MOTIVATION
En application de l'article L.741-1 du code de l'entrée et du séjour des étrangers et du droit d'asile « L'autorité administrative peut placer en rétention, pour une durée de quarante-huit heures, l'étranger qui se trouve dans l'un des cas prévus à l'article L. 731-1 lorsqu'il ne présente pas de garanties de représentation effectives propres à prévenir un risque de soustraction à l'exécution de la décision d'éloignement et qu'aucune autre mesure n'apparaît suffisante à garantir efficacement l'exécution effective de cette décision.
Le risque mentionné au premier alinéa est apprécié selon les mêmes critères que ceux prévus à l'article L. 612-3 ou au regard de la menace pour l'ordre public que l'étranger re présente. »
Par ailleurs, l'article L.741-3 du même code prévoit que « Un étranger ne peut être placé ou maintenu en rétention que pour le temps strictement nécessaire à son départ. L'administration exerce toute diligence à cet effet. »
S'agissant du critère spécifique de la menace à l'ordre public, elle doit ressortir des pièces de la procédure produites par le préfet à qui il appartient d'en faire la démonstration.

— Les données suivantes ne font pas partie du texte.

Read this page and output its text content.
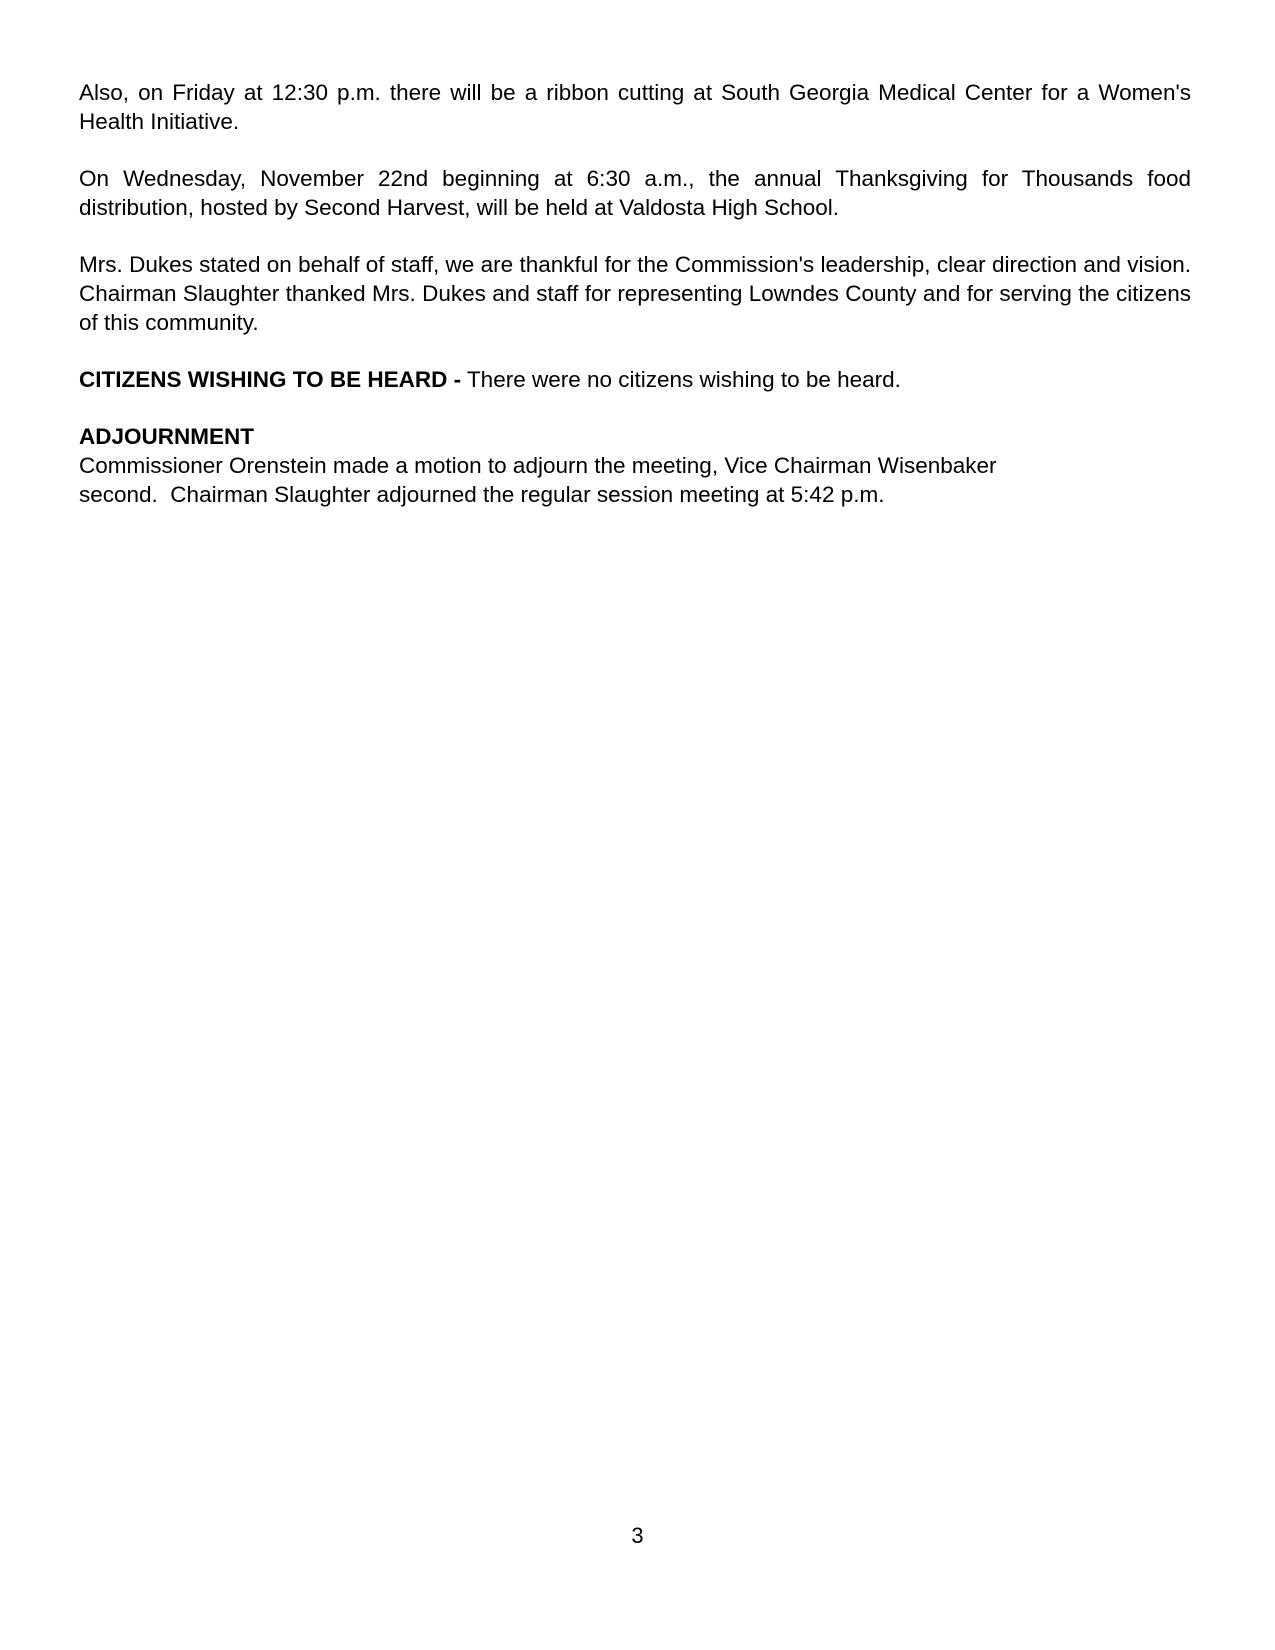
Also, on Friday at 12:30 p.m. there will be a ribbon cutting at South Georgia Medical Center for a Women's Health Initiative.

On Wednesday, November 22nd beginning at 6:30 a.m., the annual Thanksgiving for Thousands food distribution, hosted by Second Harvest, will be held at Valdosta High School.

Mrs. Dukes stated on behalf of staff, we are thankful for the Commission's leadership, clear direction and vision. Chairman Slaughter thanked Mrs. Dukes and staff for representing Lowndes County and for serving the citizens of this community.

CITIZENS WISHING TO BE HEARD - There were no citizens wishing to be heard.

ADJOURNMENT
Commissioner Orenstein made a motion to adjourn the meeting, Vice Chairman Wisenbaker
second.  Chairman Slaughter adjourned the regular session meeting at 5:42 p.m.
3
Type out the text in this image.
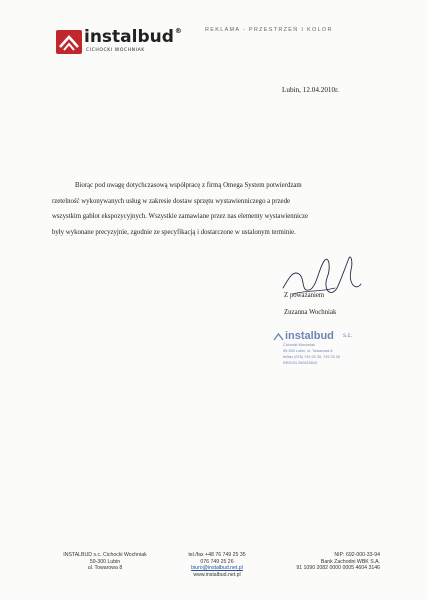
instalbud®
CICHOCKI WOCHNIAK
REKLAMA - PRZESTRZEŃ I KOLOR
Lubin, 12.04.2010r.
Biorąc pod uwagę dotychczasową współpracę z firmą Omega System potwierdzam
rzetelność wykonywanych usług w zakresie dostaw sprzętu wystawienniczego a przede
wszystkim gablot ekspozycyjnych. Wszystkie zamawiane przez nas elementy wystawiennicze
były wykonane precyzyjnie, zgodnie ze specyfikacją i dostarczone w ustalonym terminie.
Z poważaniem
Zuzanna Wochniak
instalbud s.c.
Cichocki Wochniak
59-300 Lubin, ul. Towarowa 8
tel/fax (076) 749 25 35, 749 25 26
REGON 390433503
INSTALBUD s.c. Cichocki Wochniak
59-300 Lubin
ul. Towarowa 8
tel./fax +48 76 749 25 35
076 749 25 26
biuro@instalbud.net.pl
www.instalbud.net.pl
NIP: 692-000-33-94
Bank Zachodni WBK S.A.
91 1090 2082 0000 0005 4604 3146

En effet, la menace pour l'ordre public fait l'objet d'une appréciation in concreto, en fonction d'un faisceau d'indices permettant, ou non, d'établir la réalité des faits, la gravité, la récurrence ou la réitération, et l'actualité de la menace selon le comportement de l'intéressé et, le cas échéant, sa volonté d'insertion ou de réhabilitation.
L'appréciation de cette menace doit prendre en considération les risques objectifs que l'étranger en situation irrégulière fait peser sur l'ordre public (ainsi que l'a jugé le Conseil d'Etat dont la jurisprudence peut inspirer le juge judiciaire dans un souci de sécurité juridique CE, Réf. N°389959, 7 mai 2015, ministre de l'intérieur, B).
La commission d'une infraction pénale n'est pas de nature, à elle seule, à établir que le comportement de l'intéressé présenterait une menace pour l'ordre public, et, surtout, cette menace doit être réelle à la date considérée, étant précisé que ce n'est pas l'acte troublant l'ordre public qui est recherché, mais bien la réalité de la menace à la date de la saisine du juge.
La Cour de cassation a récemment précisé que le juge apprécie l'existence d'une menace pour l'ordre public au regard de l'ensemble des circonstances de l'affaire, du comportement de l'intéressé, y compris au cours de sa détention ou de sa rétention, et des risques objectifs que celui-ci fait peser sur l'ordre public. (1ère Civ., 7 janvier 2026, pourvoi n° 24-15.449 ([Localité 4], rejet du pourvoi du préfet) ; 1ère Civ., 7 janvier 2026, pourvoi n° 24-15.450 ([Localité 4], rejet du pourvoi du préfet).
Le préfet n'est pas tenu de faire état dans sa décision de tous les éléments de la situation personnelle de l'intéressé dès lors que les motifs positifs qu'il retient suffisent à justifier le placement en rétention. Il y a lieu de se placer à la date à laquelle le préfet a statué pour procéder à l'examen de la légalité de l'arrêté de placement en rétention.
En l'espèce, le préfet motive l'arrêté de placement en rétention de M. [Y] [K] sur l'existence d'une menace à l'ordre public résultant de sa condamnation pénale ainsi que sur l'absence de garanties de représentation suffisantes, au motif qu'il ne justifie pas d'une résidence effective et permanente dans un local affecté à son habitation principale.
Toutefois, il ressort des éléments du dossier que M. [Y] [K] a indiqué disposer d'une adresse fixe située au [Adresse 1] à [Localité 5].
Sur la menace à l'ordre public, il y a lieu de constater qu'il a été condamné par le tribunal correctionnel de Créteil, le 1er avril 2026 à une peine de 18 mois d'emprisonnement pour des faits de harcèlement d'une personne étant ou ayant été conjoint, concubin ou partenaire lié par un PACS suivi d'incapacité supérieure à 8 jours, avec usage ou menace d'une arme sans incapacité en récidive. Cependant, par une décision du 25 avril 2026, le juge d'application des peines l'a assigné à résidence sous surveillance électronique, en considération de ses garanties de représentation.
Par ailleurs, il n'est pas non plus contesté qu'il a remis sa carte nationale d'identité portugaise.
L'attente d'une convocation à l'audience du tribunal administratif n'étant pas un motif suffisant à justifier d'un placement en rétention, il convient d'infirmer l'ordonnance entreprise et d'ordonner la main levée de la mesure de rétention ordonnée 25 avril 2026.